President Barack Obama insisted on Wednesday that the current US action in Libya did not violate US law, rejecting rising criticism in Congress over the legal grounding and goals of the operation.
In a 30-page report to Congress, the White House argued that the current US mission in the NATO-led assault on the forces of Muammar Gaddafi did not require congressional authorization as Washington was confined to a supporting role.
Senior Obama aides said the US involvement in the UN-authorized operation to protect civilians did not rise to the kind of direct, offensive warfare that needed to be endorsed by lawmakers under the 1973 War Powers Act.
"We are not engaged in any of the activities that typically over the years in war powers analysis has been considered to constitute hostilities within the meaning of the statute," a senior administration official said.

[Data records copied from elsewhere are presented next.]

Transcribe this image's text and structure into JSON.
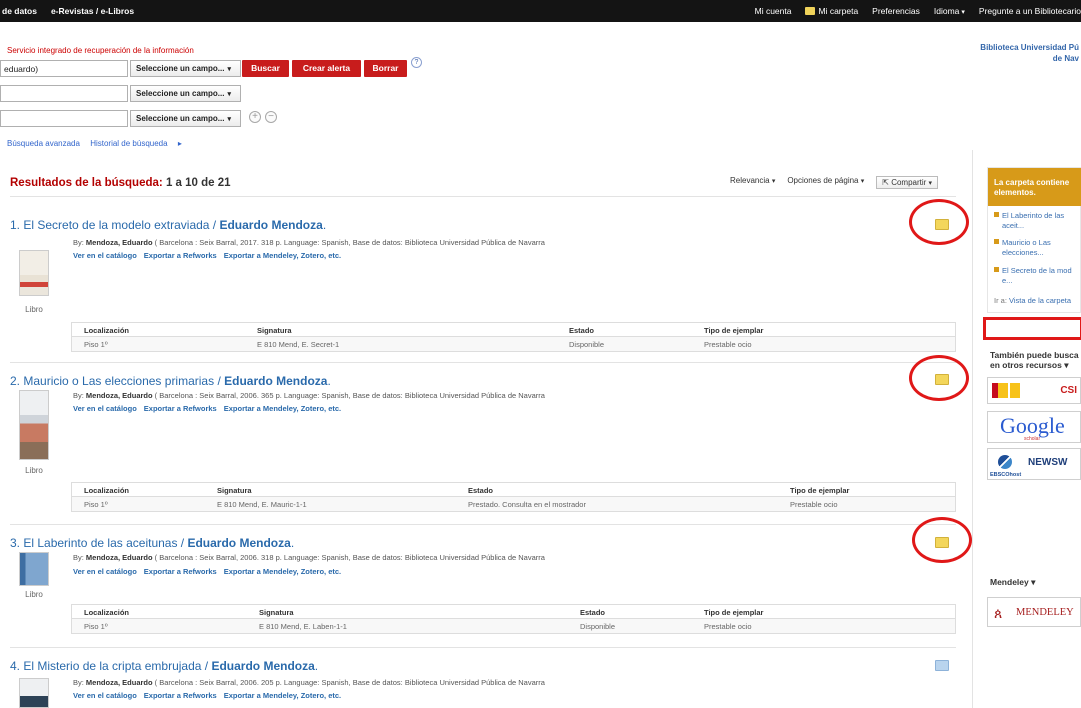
{
  "topbar": {
    "left": [
      "de datos",
      "e-Revistas / e-Libros"
    ],
    "mi_cuenta": "Mi cuenta",
    "mi_carpeta": "Mi carpeta",
    "preferencias": "Preferencias",
    "idioma": "Idioma",
    "pregunte": "Pregunte a un Bibliotecario"
  },
  "search": {
    "subtitle": "Servicio integrado de recuperación de la información",
    "query_value": "eduardo)",
    "field_select": "Seleccione un campo...",
    "buscar": "Buscar",
    "crear_alerta": "Crear alerta",
    "borrar": "Borrar",
    "help": "?",
    "add": "+",
    "remove": "−",
    "advanced": "Búsqueda avanzada",
    "history": "Historial de búsqueda"
  },
  "library_name": [
    "Biblioteca Universidad Pú",
    "de Nav"
  ],
  "results_header": {
    "label": "Resultados de la búsqueda:",
    "count": "1 a 10 de 21",
    "relevancia": "Relevancia",
    "opciones": "Opciones de página",
    "compartir": "Compartir"
  },
  "holdings_headers": {
    "loc": "Localización",
    "sig": "Signatura",
    "estado": "Estado",
    "tipo": "Tipo de ejemplar"
  },
  "actions": {
    "catalogo": "Ver en el catálogo",
    "refworks": "Exportar a Refworks",
    "mendeley": "Exportar a Mendeley, Zotero, etc."
  },
  "results": [
    {
      "num": "1.",
      "title": "El Secreto de la modelo extraviada / ",
      "author": "Eduardo Mendoza",
      "by": "By: ",
      "by_author": "Mendoza, Eduardo",
      "meta": " ( Barcelona : Seix Barral, 2017. 318 p. Language: Spanish, Base de datos: Biblioteca Universidad Pública de Navarra",
      "type": "Libro",
      "holding": {
        "loc": "Piso 1º",
        "sig": "E 810 Mend, E. Secret-1",
        "estado": "Disponible",
        "tipo": "Prestable ocio"
      }
    },
    {
      "num": "2.",
      "title": "Mauricio o Las elecciones primarias / ",
      "author": "Eduardo Mendoza",
      "by": "By: ",
      "by_author": "Mendoza, Eduardo",
      "meta": " ( Barcelona : Seix Barral, 2006. 365 p. Language: Spanish, Base de datos: Biblioteca Universidad Pública de Navarra",
      "type": "Libro",
      "holding": {
        "loc": "Piso 1º",
        "sig": "E 810 Mend, E. Mauric-1-1",
        "estado": "Prestado. Consulta en el mostrador",
        "tipo": "Prestable ocio"
      }
    },
    {
      "num": "3.",
      "title": "El Laberinto de las aceitunas / ",
      "author": "Eduardo Mendoza",
      "by": "By: ",
      "by_author": "Mendoza, Eduardo",
      "meta": " ( Barcelona : Seix Barral, 2006. 318 p. Language: Spanish, Base de datos: Biblioteca Universidad Pública de Navarra",
      "type": "Libro",
      "holding": {
        "loc": "Piso 1º",
        "sig": "E 810 Mend, E. Laben-1-1",
        "estado": "Disponible",
        "tipo": "Prestable ocio"
      }
    },
    {
      "num": "4.",
      "title": "El Misterio de la cripta embrujada / ",
      "author": "Eduardo Mendoza",
      "by": "By: ",
      "by_author": "Mendoza, Eduardo",
      "meta": " ( Barcelona : Seix Barral, 2006. 205 p. Language: Spanish, Base de datos: Biblioteca Universidad Pública de Navarra"
    }
  ],
  "folder_box": {
    "header": "La carpeta contiene elementos.",
    "items": [
      [
        "El Laberinto de las",
        "aceit..."
      ],
      [
        "Mauricio o Las",
        "elecciones..."
      ],
      [
        "El Secreto de la mod",
        "e..."
      ]
    ],
    "link_prefix": "Ir a: ",
    "link": "Vista de la carpeta"
  },
  "also_search": [
    "También puede busca",
    "en otros recursos"
  ],
  "resources": {
    "csic": "CSI",
    "google": "Google",
    "google_sub": "scholar",
    "newsweb": "NEWSW",
    "ebsco": "EBSCOhost"
  },
  "mendeley": {
    "heading": "Mendeley",
    "logo": "MENDELEY"
  },
  "colors": {
    "accent_red": "#c81c1c",
    "link_blue": "#2a6aab",
    "folder_orange": "#d79a19",
    "highlight_red": "#e01818"
  }
}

"We are not engaged in sustained fighting, there has been no exchange of fire with hostile forces, we don't have troops on the ground, we don't risk casualties to those troops," the official said on condition of anonymity.
"Within the precedents of a war powers analysis... we are confident we are operating consistent with the resolution."

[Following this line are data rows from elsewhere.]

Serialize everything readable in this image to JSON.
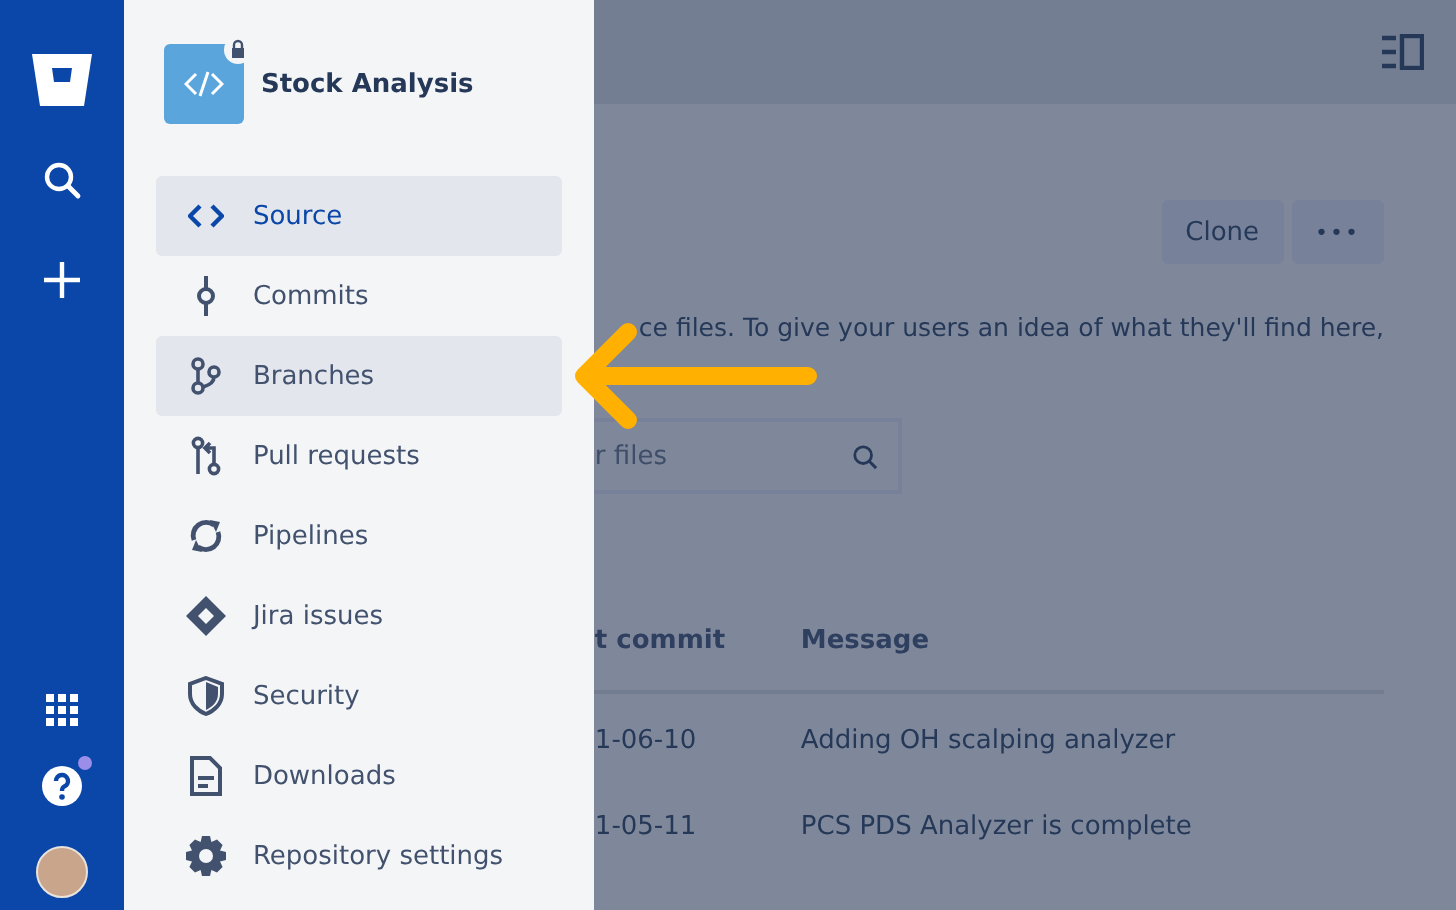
{
  "project": {
    "name": "Stock Analysis",
    "private": true
  },
  "nav": [
    {
      "label": "Source",
      "selected": true,
      "highlighted": true
    },
    {
      "label": "Commits",
      "selected": false,
      "highlighted": false
    },
    {
      "label": "Branches",
      "selected": false,
      "highlighted": true
    },
    {
      "label": "Pull requests",
      "selected": false,
      "highlighted": false
    },
    {
      "label": "Pipelines",
      "selected": false,
      "highlighted": false
    },
    {
      "label": "Jira issues",
      "selected": false,
      "highlighted": false
    },
    {
      "label": "Security",
      "selected": false,
      "highlighted": false
    },
    {
      "label": "Downloads",
      "selected": false,
      "highlighted": false
    },
    {
      "label": "Repository settings",
      "selected": false,
      "highlighted": false
    }
  ],
  "help": {
    "notification": true
  },
  "actions": {
    "clone": "Clone",
    "more": "•••"
  },
  "description": "ce files. To give your users an idea of what they'll find here,",
  "search": {
    "placeholder": "r files"
  },
  "table": {
    "columns": [
      "t commit",
      "Message"
    ],
    "rows": [
      {
        "cells": [
          "1-06-10",
          "Adding OH scalping analyzer"
        ]
      },
      {
        "cells": [
          "1-05-11",
          "PCS PDS Analyzer is complete"
        ]
      }
    ]
  }
}
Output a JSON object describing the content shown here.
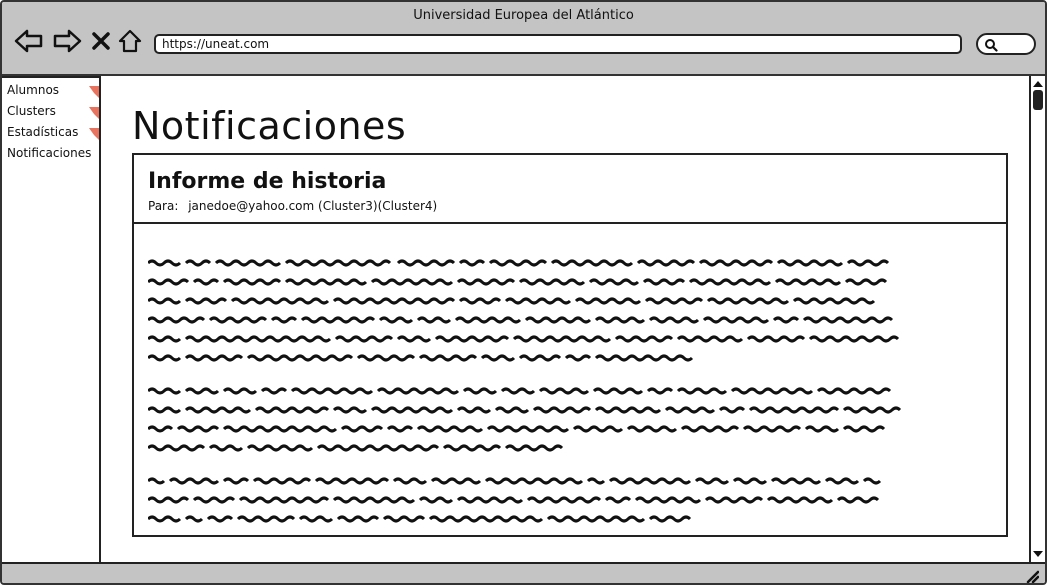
{
  "window": {
    "title": "Universidad Europea del Atlántico"
  },
  "toolbar": {
    "back_icon": "arrow-left-icon",
    "forward_icon": "arrow-right-icon",
    "stop_icon": "close-icon",
    "home_icon": "home-icon",
    "url": "https://uneat.com",
    "search_icon": "search-icon"
  },
  "sidebar": {
    "items": [
      {
        "label": "Alumnos",
        "flag": true
      },
      {
        "label": "Clusters",
        "flag": true
      },
      {
        "label": "Estadísticas",
        "flag": true
      },
      {
        "label": "Notificaciones",
        "flag": false
      }
    ],
    "flag_color": "#e8735e"
  },
  "main": {
    "title": "Notificaciones",
    "notification": {
      "title": "Informe de historia",
      "to_label": "Para:",
      "recipient": "janedoe@yahoo.com (Cluster3)(Cluster4)"
    }
  },
  "colors": {
    "chrome": "#c4c4c4",
    "border": "#222222"
  }
}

Senior White House aides said the report, containing the first detailed legal analysis of the US mission, had been sent to Capitol Hill, though sources in House Speaker John Boehner's office said they had yet to receive it.
The report was compiled after Boehner sent a scathing letter to the president warning that US operations would be illegal come Sunday because they lacked formal congressional approval.
Boehner specifically cited the War Powers Act, that gives presidents 60 days to get authorization for a military deployment and, failing that, sets a further 30 days to withdraw them from harm's way.
The administration said that the while it did not believe that it required formal authorization for the Libya operation, it would welcome a statement of support for the mission.
White House spokesman Jay Carney also said that the administration had initiated more than 40 points of contact with Congress, disputing claims that lawmakers had not been sufficiently kept up to speed.
"We believe that the support for the overall mission, the support for the goal of protecting Libyan civilians and holding Colonel Gaddafi accountable will continue," Carney said.
"It is support that we've had from Congress in the past, and we expect it to continue, because now is not the time to send mixed messages, as we've had the success that we've had in that mission."
Political maneuvering in Washington over Libya took place as western officials insisted their intervention was working and could be sustained, and as rebels made advances on the road to Tripoli.
But after 10 weeks of air strikes against Gaddafi's forces and defections from his regime, it remained unclear how long the Arab strongman could last out, and whether the NATO-led mission would dislodge him.
In another sign of angst in the Capitol over the mission, anti-war Democratic lawmaker Dennis Kucinich and a bipartisan group of nine other lawmakers filed a suit alleging Obama bypassed Congress in ordering the mission.
"Neither NATO nor the UN trump the Constitution of the United States," Kucinich said, adding later on CNN: "If it looks like a war, it's a war."
Washington took a prime forward role in Libya after the UN Security Council passed a resolution on March 19 allowing for air strikes against Libyan regime forces in order to protect civilians.
But aides said that Obama was good to his word and pulled US forces back into a support mission after an initial blitz of airstrikes and the operation is now under NATO command with Britain and France the most active members.
Senators and representatives have also expressed concerns about how long the conflict against Gaddafi is taking, its impact on the turmoil in the Middle East and on US standing in the Muslim world.
But another senior US official told reporters on Wednesday that the mission was going well, and had yielded important successes, and argued that Obama's decision to launch military action had prevented a feared civilian massacre.
"The bottom line is that lives have been saved; Gaddafi's advances have been stopped, the opposition and the Libyan people have had time and space to organize," the official said.
"Right now we see a situation in which time very much is working against Gaddafi."